Is FTP reliable for use with an automated data-exc

2019-07-02 12:45发布

问题:

I've been asked to design a batch application that would retrieve data (specifically, a detailed list of transactions) from an external vendor on a periodic basis. We have agreed to use XML for the data exchange, but are investigating different methods/protocols to facilitate the actual data transfer. The vendor suggested email or FTP as a means to transfer the data, but we rejected the first option out-right due to logistics and reliability concerns.

As for the second, FTP, I have always been hesitant to utilize FTP in a production environment where reliability is a concern. A design whereby a vendor publishes files to an FTP to be periodically pulled down seems unreliable and error prone. My initial reaction would be to gravitate towards something like a web service (which this particular vendor may or may not even be able or willing to provide), where the data could be queried, as needed, for a specific time period.

In general, what is the best approach to use in a situation such as this? Is FTP (or SFTP) generally considered to be an acceptable option, or is there something better? Is a web-service overkill for such a simple exchange of data? Are there other viable options that I am completely overlooking?

回答1:

File transfer presents a number of complications.

I would prefer a webservice, or just https access to the file with digest/basic auth, but for very large files, that may not be practical for them.

Another answer could be to use a shared bucket on amazon s3, where you have read access, and they have write access. I have used that a couple of times as a poor man's secure file transfer.

I have used flavors of FTP in this way, here are some tips if you do:

1) Use a secure version like sftp - ftp is just not secure for the credentials or data.

2) Use a semaphore file to indicate when the latest file is complete and available, or make sure that when they write the file to the FTP dir, they move it in whole, so you do not access incomplete files.

3) Make sure each file has a unique file name (timestamp, sequence number, etc.) so you can keep track of which you have processed and which you haven't. Do not reuse the file name, as you do not know when you have processed already, and could get a race condition of the file is updated as you are accessing it.

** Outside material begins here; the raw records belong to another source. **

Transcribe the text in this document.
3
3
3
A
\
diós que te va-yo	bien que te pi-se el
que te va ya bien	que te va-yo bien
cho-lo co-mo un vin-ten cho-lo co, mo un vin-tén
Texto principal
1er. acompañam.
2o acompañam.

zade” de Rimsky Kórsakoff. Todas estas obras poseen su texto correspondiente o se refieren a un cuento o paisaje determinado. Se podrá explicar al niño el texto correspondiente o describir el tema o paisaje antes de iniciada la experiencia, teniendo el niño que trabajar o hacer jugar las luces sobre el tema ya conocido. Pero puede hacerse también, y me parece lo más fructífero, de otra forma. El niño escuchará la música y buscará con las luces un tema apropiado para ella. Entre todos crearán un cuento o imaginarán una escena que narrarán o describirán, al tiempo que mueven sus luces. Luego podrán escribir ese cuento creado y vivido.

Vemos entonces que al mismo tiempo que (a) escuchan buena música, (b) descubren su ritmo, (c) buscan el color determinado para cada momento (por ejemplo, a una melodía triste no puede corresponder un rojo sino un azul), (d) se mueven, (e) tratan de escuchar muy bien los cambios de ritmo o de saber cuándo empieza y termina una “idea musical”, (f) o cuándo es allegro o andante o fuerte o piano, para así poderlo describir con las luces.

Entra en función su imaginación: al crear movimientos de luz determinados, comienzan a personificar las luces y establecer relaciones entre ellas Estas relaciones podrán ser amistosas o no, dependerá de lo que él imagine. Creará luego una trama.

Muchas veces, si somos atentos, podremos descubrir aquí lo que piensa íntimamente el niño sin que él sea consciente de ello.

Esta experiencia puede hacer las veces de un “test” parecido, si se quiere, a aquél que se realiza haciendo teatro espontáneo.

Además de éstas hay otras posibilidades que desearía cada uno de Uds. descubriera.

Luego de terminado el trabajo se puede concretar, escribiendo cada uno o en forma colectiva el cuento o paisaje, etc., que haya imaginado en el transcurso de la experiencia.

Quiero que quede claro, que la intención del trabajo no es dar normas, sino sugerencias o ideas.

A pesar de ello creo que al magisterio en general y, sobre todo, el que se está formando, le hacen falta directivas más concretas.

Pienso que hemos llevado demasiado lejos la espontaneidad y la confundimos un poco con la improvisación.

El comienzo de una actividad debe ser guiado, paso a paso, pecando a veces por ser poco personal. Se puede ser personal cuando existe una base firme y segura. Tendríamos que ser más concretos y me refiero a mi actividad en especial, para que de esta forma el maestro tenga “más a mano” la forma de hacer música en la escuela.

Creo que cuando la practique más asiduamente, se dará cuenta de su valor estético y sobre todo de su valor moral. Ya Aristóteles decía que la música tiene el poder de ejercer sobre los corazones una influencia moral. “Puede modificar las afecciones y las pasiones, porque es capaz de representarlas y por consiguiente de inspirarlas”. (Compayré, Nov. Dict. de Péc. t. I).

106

4) Use a hash value to check for successful transfer. They could provide an md5 hash for the file, and then you could check this against your version once you have completed copying it. I have often used the md5 file as a semaphore as well, to both indicate a file is available, and provide a means to check the transfer was complete and correct.



回答2:

You could use AS2.

However this is a push mechanism. as2 mendelson would be a free gateway software. You would set up a "channel" and everything would be transfered to you without any coding. If some problems pop up you should receive notifications.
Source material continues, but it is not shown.